The total provision for uncollectible accounts and for uncollectible hardship accounts, which is included in the total provision, are included in Receivables, Net on the balance sheets, and were as follows:

   Total Provision for Uncollectible Accounts Uncollectible Hardship
(Millions of Dollars) As of September 30, 2015 As of December 31, 2014 As of September 30, 2015 As of December 31, 2014
Eversource $185.8 $175.3 $86.6 $91.5
CL&P   79.5  84.3  64.9  74.0
NSTAR Electric  46.4  40.7   -   -
PSNH  9.4  7.7   -   -
WMECO  13.2  9.9  7.7  6.2

D.       Fair Value Measurements

Fair value measurement guidance is applied to derivative contracts that are not elected or designated as "normal purchases or normal sales" (normal) and to the marketable securities held in trusts. Fair value measurement guidance is also applied to valuations of the investments used to calculate the funded status of pension and PBOP plans and nonrecurring fair value measurements of nonfinancial assets such as goodwill and AROs, and is also used to estimate the fair value of preferred stock and long-term debt.

 

Fair Value Hierarchy: In measuring fair value, Eversource uses observable market data when available in order to minimize the use of unobservable inputs. Inputs used in fair value measurements are categorized into three fair value hierarchy levels for disclosure purposes. The entire fair value measurement is categorized based on the lowest level of input that is significant to the fair value measurement. Eversource evaluates the classification of assets and liabilities measured at fair value on a quarterly basis, and Eversource's policy is to recognize transfers between levels of the fair value hierarchy as of the end of the reporting period. The three levels of the fair value hierarchy are described below:

 

Level 1 - Inputs are quoted prices (unadjusted) in active markets for identical assets or liabilities as of the reporting date.  Active markets are those in which transactions for the asset or liability occur in sufficient frequency and volume to provide pricing information on an ongoing basis.

 

Level 2 - Inputs are quoted prices for similar instruments in active markets, quoted prices for identical or similar instruments in markets that are not active, and model-derived valuations in which all significant inputs are observable.

 

Level 3 - Quoted market prices are not available. Fair value is derived from valuation techniques in which one or more significant inputs or assumptions are unobservable. Where possible, valuation techniques incorporate observable market inputs that can be validated to external sources such as industry exchanges, including prices of energy and energy-related products.

 

Determination of Fair Value: The valuation techniques and inputs used in Eversource's fair value measurements are described in Note 4, "Derivative Instruments," Note 5, "Marketable Securities," and Note 9, "Fair Value of Financial Instruments," to the financial statements.

 

E.       Other Income, Net

Items included within Other Income, Net on the statements of income primarily consist of investment income/(loss), interest income, AFUDC related to equity funds, and equity in earnings. Investment income/(loss) primarily relates to debt and equity securities held in trust. For further information, see Note 5, "Marketable Securities," to the financial statements.

 

F.       Other Taxes

Gross receipts taxes levied by the state of Connecticut are collected by CL&P and Yankee Gas from their respective customers. These gross receipts taxes are shown separately with collections in Operating Revenues and payments in Taxes Other Than Income Taxes on the statements of income as follows:

 For the Three Months Ended For the Nine Months Ended
(Millions of Dollars)September 30, 2015 September 30, 2014 September 30, 2015 September 30, 2014
Eversource$37.8 $ 35.0 $112.9 $ 114.6
CL&P 35.5   32.5  98.0   99.0

Certain sales taxes are collected by Eversource's companies that serve customers in Connecticut and Massachusetts as agents for state and local governments and are recorded on a net basis with no impact on the statements of income.
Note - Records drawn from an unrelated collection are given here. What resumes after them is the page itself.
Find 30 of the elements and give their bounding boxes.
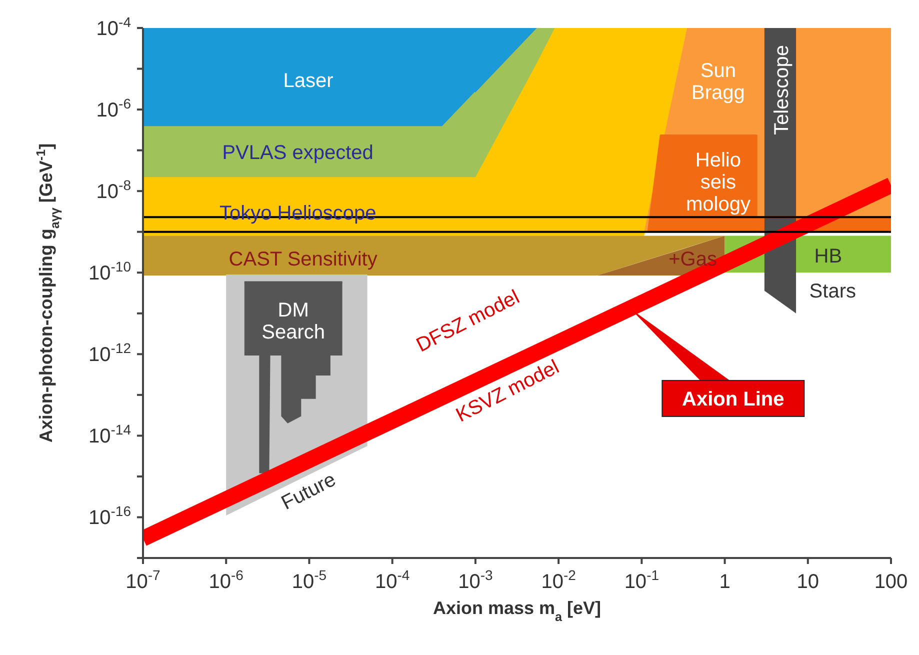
y-tick-label: 10$^{-10}$ bbox=[88, 258, 132, 285]
annotation: DM Search bbox=[262, 300, 326, 344]
annotation: CAST Sensitivity bbox=[228, 248, 378, 271]
annotation: +Gas bbox=[668, 248, 717, 271]
annotation: Sun Bragg bbox=[692, 60, 745, 104]
y-tick-label: 10$^{-6}$ bbox=[96, 96, 132, 122]
annotation: HB bbox=[814, 245, 842, 268]
annotation: Future bbox=[278, 468, 340, 515]
y-tick-label: 10$^{-16}$ bbox=[88, 503, 132, 530]
x-tick-label: 10$^{-7}$ bbox=[126, 567, 161, 593]
x-tick-label: 1 bbox=[719, 571, 730, 593]
x-tick-label: 10$^{-3}$ bbox=[458, 567, 494, 593]
annotation: Helio seis mology bbox=[686, 150, 750, 216]
y-tick-label: 10$^{-4}$ bbox=[96, 14, 132, 40]
x-axis-title: Axion mass m$_{a}$ [eV] bbox=[432, 598, 602, 624]
annotation: Laser bbox=[283, 70, 334, 92]
annotation: Stars bbox=[809, 280, 856, 302]
annotation: Telescope bbox=[771, 44, 794, 136]
x-tick-label: 100 bbox=[874, 571, 908, 593]
y-tick-label: 10$^{-14}$ bbox=[88, 422, 132, 448]
x-tick-label: 10$^{-5}$ bbox=[292, 567, 327, 593]
x-tick-label: 10$^{-1}$ bbox=[624, 567, 660, 593]
annotation: Axion Line bbox=[682, 388, 784, 410]
x-tick-label: 10 bbox=[796, 571, 820, 593]
y-tick-label: 10$^{-8}$ bbox=[96, 177, 132, 204]
x-tick-label: 10$^{-4}$ bbox=[374, 567, 410, 593]
x-tick-label: 10$^{-2}$ bbox=[541, 567, 576, 593]
annotation: PVLAS expected bbox=[222, 142, 374, 164]
y-tick-label: 10$^{-12}$ bbox=[88, 340, 132, 366]
x-tick-label: 10$^{-6}$ bbox=[208, 567, 244, 593]
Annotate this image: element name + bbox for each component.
G.  Supplemental Cash Flow Information
Non-cash investing activities include plant additions included in Accounts Payable as follows:
         
(Millions of Dollars)As of September 30, 2015 As of September 30, 2014
Eversource$160.7  128.9
CL&P 46.0  52.2
NSTAR Electric 31.2  18.1
PSNH 33.8  21.0
WMECO 15.5  10.0

H.       Severance Benefits

Eversource recorded severance benefit expense of $1 million and $0.7 million for the three months ended September 30, 2015 and 2014, respectively, and $2.6 million and $6.5 million for the nine months ended September 30, 2015 and 2014, respectively, in connection with reorganizational and cost saving initiatives, and, in 2014, the partial outsourcing of information technology functions. As of September 30, 2015 and December 31, 2014, the severance accrual totaled $7.1 million and $10.4 million, respectively, and was included in Other Current Liabilities on the balance sheets.

 

I.       Income Taxes

Income tax expense is estimated for each of the jurisdictions in which Eversource operates and is recorded on the quarter using an estimated annualized effective tax rate. This process to record income tax expense involves estimating current and deferred income tax expense or benefit and the impact of temporary differences resulting from differing treatment of items for financial reporting and income tax return reporting purposes. Such differences are the result of timing of the deduction for expenses, as well as any impact of permanent differences, non-tax deductible expenses, or other items that directly impact the income tax return as a result of a regulatory activity (flow-through items). The temporary differences and flow-through items result in deferred tax assets and liabilities that are included in the balance sheets.

 

Part of the annual process in making adjustments to these estimates is reconciling the provision for income taxes made during the income tax estimation process to what was filed in the income tax return (return to provision). In the third quarter of 2015, Eversource and CL&P recorded an $8 million and $4.2 million charge, respectively, as a result of reconciling and adjusting its 2014 provision for income taxes to what was filed on its 2014 income tax return. Concurrently, Eversource and CL&P recorded a reversal of state tax reserves in the third quarter of 2015, which resulted in a $5.9 million and $2.2 million benefit, respectively.